Since Canton debuted in 2024, some crypto purists have criticized its design, arguing it is not a “true” blockchain because participants can limit users’ control. Rooz said allegations of centralization have also emerged more broadly within DeFi.
He referenced a recent dispute in which Arbitrum’s 12-member security council moved to freeze $71 million in funds left exposed by Kelp DAO’s attackers on Ethereum’s layer-2 scaling network. The decision sparked debate over whether such actions undermine DeFi’s permissionless foundation.
“Nobody should say that that’s a bad thing,” Rooz said. “One of the things that, to me, is pretty interesting about DeFi is that people want all the freedom in the world with none of the risks.”

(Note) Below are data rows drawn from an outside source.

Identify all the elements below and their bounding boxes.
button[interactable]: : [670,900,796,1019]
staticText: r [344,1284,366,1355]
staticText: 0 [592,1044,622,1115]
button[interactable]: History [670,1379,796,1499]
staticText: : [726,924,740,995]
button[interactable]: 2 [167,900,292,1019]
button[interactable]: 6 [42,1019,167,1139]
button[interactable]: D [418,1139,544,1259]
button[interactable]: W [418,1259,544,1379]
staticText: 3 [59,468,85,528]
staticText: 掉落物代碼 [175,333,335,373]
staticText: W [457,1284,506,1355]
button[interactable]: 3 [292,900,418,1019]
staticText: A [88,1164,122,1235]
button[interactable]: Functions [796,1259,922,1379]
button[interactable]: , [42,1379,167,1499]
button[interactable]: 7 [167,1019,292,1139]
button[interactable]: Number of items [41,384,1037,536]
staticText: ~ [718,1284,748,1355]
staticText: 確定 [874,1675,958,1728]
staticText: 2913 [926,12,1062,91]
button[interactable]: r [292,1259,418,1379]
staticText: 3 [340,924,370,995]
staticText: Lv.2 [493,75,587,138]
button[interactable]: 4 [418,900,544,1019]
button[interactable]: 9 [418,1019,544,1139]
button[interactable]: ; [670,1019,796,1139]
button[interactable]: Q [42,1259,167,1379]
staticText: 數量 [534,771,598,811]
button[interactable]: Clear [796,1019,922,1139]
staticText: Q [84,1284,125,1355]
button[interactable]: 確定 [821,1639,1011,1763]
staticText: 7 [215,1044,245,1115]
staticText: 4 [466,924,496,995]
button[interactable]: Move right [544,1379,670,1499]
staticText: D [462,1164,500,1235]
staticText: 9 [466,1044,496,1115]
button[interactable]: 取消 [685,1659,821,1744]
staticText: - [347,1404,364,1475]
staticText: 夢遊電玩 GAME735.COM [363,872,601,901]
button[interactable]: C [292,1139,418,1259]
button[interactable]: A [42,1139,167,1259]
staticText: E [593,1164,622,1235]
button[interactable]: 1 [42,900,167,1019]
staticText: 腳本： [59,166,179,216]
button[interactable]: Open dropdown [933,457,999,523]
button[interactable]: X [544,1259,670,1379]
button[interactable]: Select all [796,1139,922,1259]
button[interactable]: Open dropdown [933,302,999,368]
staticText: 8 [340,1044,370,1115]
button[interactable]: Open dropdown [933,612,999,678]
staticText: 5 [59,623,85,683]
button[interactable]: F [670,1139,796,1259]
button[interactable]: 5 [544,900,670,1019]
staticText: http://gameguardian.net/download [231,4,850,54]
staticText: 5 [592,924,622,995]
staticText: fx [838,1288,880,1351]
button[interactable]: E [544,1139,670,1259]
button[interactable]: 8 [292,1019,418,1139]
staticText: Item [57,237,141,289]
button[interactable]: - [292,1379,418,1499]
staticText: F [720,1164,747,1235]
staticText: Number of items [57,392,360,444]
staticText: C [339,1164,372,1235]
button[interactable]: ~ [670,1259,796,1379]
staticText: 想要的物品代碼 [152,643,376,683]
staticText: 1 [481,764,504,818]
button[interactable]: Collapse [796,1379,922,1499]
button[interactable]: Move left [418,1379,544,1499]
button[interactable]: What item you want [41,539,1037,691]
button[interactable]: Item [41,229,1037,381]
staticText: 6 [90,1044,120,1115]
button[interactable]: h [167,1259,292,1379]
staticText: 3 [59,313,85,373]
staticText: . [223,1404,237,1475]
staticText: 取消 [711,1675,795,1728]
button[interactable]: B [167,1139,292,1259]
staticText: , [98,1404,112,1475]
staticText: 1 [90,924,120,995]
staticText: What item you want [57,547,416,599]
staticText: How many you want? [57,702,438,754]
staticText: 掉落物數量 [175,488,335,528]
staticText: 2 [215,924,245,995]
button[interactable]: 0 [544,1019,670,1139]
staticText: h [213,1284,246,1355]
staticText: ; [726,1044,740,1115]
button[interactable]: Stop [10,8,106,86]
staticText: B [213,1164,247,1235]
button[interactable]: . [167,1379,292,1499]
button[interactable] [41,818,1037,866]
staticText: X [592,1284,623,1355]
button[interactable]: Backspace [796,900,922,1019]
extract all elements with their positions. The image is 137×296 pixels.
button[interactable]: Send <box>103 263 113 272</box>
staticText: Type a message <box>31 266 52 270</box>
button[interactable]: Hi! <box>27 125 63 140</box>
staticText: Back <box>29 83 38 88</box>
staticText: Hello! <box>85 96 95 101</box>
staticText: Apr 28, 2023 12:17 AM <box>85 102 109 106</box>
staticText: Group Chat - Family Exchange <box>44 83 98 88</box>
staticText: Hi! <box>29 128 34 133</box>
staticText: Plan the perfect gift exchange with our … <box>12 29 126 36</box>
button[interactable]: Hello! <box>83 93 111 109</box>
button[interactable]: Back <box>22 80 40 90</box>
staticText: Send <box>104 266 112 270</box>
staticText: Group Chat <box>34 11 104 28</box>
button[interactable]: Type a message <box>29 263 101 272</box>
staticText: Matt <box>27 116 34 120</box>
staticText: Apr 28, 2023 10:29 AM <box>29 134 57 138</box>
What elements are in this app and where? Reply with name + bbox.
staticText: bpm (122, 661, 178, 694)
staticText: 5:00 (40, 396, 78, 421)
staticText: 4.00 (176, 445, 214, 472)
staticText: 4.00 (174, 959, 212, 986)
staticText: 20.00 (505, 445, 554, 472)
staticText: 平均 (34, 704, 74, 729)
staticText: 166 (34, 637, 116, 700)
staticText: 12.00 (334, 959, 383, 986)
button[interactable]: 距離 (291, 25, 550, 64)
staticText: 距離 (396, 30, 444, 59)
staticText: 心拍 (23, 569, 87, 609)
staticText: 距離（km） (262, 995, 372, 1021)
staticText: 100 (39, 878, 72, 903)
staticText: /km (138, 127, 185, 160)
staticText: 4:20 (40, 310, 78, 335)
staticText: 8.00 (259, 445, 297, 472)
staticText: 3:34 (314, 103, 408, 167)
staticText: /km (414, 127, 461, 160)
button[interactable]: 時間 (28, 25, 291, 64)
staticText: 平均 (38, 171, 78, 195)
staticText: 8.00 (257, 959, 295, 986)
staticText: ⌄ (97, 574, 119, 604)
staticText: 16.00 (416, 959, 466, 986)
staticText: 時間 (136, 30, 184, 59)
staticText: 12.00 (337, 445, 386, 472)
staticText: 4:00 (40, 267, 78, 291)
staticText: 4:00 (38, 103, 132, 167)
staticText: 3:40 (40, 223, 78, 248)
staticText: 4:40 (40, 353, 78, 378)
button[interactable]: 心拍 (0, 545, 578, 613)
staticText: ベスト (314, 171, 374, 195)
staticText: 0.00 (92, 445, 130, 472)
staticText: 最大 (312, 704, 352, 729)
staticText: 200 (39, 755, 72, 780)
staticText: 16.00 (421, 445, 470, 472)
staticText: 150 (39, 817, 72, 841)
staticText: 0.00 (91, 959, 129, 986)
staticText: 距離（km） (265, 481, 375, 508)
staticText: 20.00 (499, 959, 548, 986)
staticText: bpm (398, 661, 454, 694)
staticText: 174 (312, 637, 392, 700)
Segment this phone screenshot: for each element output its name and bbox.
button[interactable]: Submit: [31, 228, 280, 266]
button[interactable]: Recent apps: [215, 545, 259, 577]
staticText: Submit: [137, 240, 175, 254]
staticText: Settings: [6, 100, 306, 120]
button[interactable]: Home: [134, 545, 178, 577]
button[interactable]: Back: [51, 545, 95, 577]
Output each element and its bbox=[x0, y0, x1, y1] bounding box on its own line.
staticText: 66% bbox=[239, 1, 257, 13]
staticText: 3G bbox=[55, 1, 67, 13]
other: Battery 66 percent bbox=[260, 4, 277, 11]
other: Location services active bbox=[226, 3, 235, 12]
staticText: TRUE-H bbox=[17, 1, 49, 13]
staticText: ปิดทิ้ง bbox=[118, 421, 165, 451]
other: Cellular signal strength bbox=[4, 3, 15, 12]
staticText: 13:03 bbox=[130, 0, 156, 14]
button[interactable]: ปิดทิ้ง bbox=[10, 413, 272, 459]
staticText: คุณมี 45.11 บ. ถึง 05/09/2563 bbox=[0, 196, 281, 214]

Rooz acknowledged that Canton participants can create environments that resemble the unrestricted access of networks like Ethereum and Solana. However, he suggested that safety parameters will likely become standard for most consumer-focused applications.
At the same time, he emphasized that projects must choose to use these features and said Canton should not be viewed as a “silver bullet” for DeFi’s problems. Still, he argued that the ability to decide who can access applications—and keep out potential threats—could be a key advantage for institutions.
Rooz said the tension between decentralization and safety is already visible in stablecoin operations. He pointed to Circle, which said it would not lock down USDC stablecoins without a court order after North Korean-linked attackers used the issuer’s infrastructure to move funds. He also cited Tether’s work with authorities to freeze funds allegedly connected to illicit finance.
Rooz said the push-pull between absolute decentralization and safety is unlikely to fade. In a landscape where a single exploit can cause major damage, he suggested that the ability to restrict access to bad actors—once controversial—may become a widely adopted standard.